Menyusun instrumen atau materi testing perguruan tinggi  bukanlah pekerjaan yang gampang;  oleh karena itu kiranya wajar saja kalau sampai saat ini masih ada perguruan tinggi, PTS maupun PTN, yang belum berani menegakkan kemandirian dalam mengembangkan sistem seleksi terhadap kandidat mahasiswa barunya.  Sampai kini masih ada PTN yang masih bergantung pada instansi lain untuk dapat menyeleksi kandidat mahasiswa baru;  dan apalagi PTS,  masih banyak PTS yang juga bergantung pada instansi lain termasuk PTN dalam mengembang-kan instrumentasinya.       Secara metodologis ada empat persyaratan yang diperlukan untuk membuat materi tes sebagai bagian dari sistem seleksi di perguruan tinggi.  Adapun keempat persyatan yang dimaksud ialah sbb:  (1) pre-diction effektiveness, (2) economic effectiveness, (3) teaching-learning incentive dan (4) equity.       Persyaratan yang pertama, prediction effectiveness, dimaksudkan sebagai seberapa akurat materi tes dapat membedakan kandidat yang probabilitas keberhasilannya adalah besar dengan kandidat lain yang probabilitas keberhasilannya adalah kecil seandainya mereka diberi kesempatan untuk belajar di perguruan tinggi.

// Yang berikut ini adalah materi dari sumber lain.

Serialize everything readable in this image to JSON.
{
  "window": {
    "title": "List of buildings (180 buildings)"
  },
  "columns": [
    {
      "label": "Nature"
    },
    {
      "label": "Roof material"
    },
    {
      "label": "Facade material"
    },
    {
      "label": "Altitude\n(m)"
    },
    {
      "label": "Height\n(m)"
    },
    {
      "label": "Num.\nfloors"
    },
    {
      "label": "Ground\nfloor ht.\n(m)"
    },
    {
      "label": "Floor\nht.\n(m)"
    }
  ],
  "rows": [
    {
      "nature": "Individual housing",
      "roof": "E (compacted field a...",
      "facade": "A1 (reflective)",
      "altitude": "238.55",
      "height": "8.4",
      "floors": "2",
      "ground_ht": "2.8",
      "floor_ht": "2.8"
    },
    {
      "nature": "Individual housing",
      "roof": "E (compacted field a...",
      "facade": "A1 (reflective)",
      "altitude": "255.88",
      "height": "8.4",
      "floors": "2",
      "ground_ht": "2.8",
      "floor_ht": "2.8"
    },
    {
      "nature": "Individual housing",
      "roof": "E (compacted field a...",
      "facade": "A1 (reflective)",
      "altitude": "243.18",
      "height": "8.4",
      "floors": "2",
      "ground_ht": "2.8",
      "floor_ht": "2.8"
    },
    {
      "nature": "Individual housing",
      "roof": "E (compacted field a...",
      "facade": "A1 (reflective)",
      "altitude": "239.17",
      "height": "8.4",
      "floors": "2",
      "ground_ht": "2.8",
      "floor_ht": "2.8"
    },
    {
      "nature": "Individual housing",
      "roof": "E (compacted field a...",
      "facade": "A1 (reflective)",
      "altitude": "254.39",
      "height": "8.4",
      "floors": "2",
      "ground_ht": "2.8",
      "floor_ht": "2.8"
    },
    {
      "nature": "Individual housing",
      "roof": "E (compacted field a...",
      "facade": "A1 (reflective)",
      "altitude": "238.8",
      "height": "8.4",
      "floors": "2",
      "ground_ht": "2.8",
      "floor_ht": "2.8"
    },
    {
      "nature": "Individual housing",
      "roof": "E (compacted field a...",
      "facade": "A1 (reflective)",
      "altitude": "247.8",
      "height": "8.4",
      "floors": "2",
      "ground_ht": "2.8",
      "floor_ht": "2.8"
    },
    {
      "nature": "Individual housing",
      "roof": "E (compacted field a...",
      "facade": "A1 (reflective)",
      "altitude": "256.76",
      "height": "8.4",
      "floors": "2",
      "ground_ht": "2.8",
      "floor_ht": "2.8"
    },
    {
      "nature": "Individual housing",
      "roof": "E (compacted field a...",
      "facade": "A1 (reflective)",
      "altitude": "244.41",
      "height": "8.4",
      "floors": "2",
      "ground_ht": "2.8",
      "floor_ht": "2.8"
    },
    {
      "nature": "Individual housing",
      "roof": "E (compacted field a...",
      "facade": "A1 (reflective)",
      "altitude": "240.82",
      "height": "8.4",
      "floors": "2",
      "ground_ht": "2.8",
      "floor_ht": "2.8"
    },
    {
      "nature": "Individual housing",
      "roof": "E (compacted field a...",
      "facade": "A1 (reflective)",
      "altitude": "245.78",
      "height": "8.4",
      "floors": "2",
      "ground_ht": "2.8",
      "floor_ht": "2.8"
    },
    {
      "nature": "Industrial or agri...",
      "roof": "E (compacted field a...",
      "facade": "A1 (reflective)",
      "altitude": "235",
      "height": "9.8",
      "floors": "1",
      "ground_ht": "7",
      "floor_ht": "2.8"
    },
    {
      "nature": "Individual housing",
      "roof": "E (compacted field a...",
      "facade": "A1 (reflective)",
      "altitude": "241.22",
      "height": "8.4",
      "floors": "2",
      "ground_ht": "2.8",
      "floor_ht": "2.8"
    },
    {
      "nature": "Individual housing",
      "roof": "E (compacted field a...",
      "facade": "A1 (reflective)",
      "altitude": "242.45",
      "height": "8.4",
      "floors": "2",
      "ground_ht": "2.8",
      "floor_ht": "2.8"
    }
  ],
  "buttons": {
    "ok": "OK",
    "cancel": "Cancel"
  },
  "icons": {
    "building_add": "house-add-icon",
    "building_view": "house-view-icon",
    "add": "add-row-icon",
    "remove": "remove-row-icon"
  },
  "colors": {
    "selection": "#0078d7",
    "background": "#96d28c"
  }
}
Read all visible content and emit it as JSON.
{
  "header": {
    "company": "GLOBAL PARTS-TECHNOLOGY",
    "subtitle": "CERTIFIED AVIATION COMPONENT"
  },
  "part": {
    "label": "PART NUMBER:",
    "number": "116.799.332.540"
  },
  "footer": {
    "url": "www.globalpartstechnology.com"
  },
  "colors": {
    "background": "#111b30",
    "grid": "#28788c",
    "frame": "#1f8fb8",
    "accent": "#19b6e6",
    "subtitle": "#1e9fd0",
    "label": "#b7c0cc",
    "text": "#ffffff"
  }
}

Lain kata, seberapa tepat keputusan seleksi menerima kandidat yang berpotensi tinggi dan menolak kandidat yang berpotensi rendah.  Materi tes haruslah benar-benar bisa menyaring kandidat yang potensi akademiknya tinggi.       Persyaratan kedua, economic effectiveness, lebih menunjuk pada pertimbangan "economic gain".  Dalam bahasa yang sederhana dana atau anggaran yang dialokasikan untuk menopang kepentingan sistem  haruslah sepadan dengan kecermatan prediksi yang diperoleh. Jangan membuang uang banyak untuk materi tes yang kurang valid di dalam penyusunan dan pelaksanannya.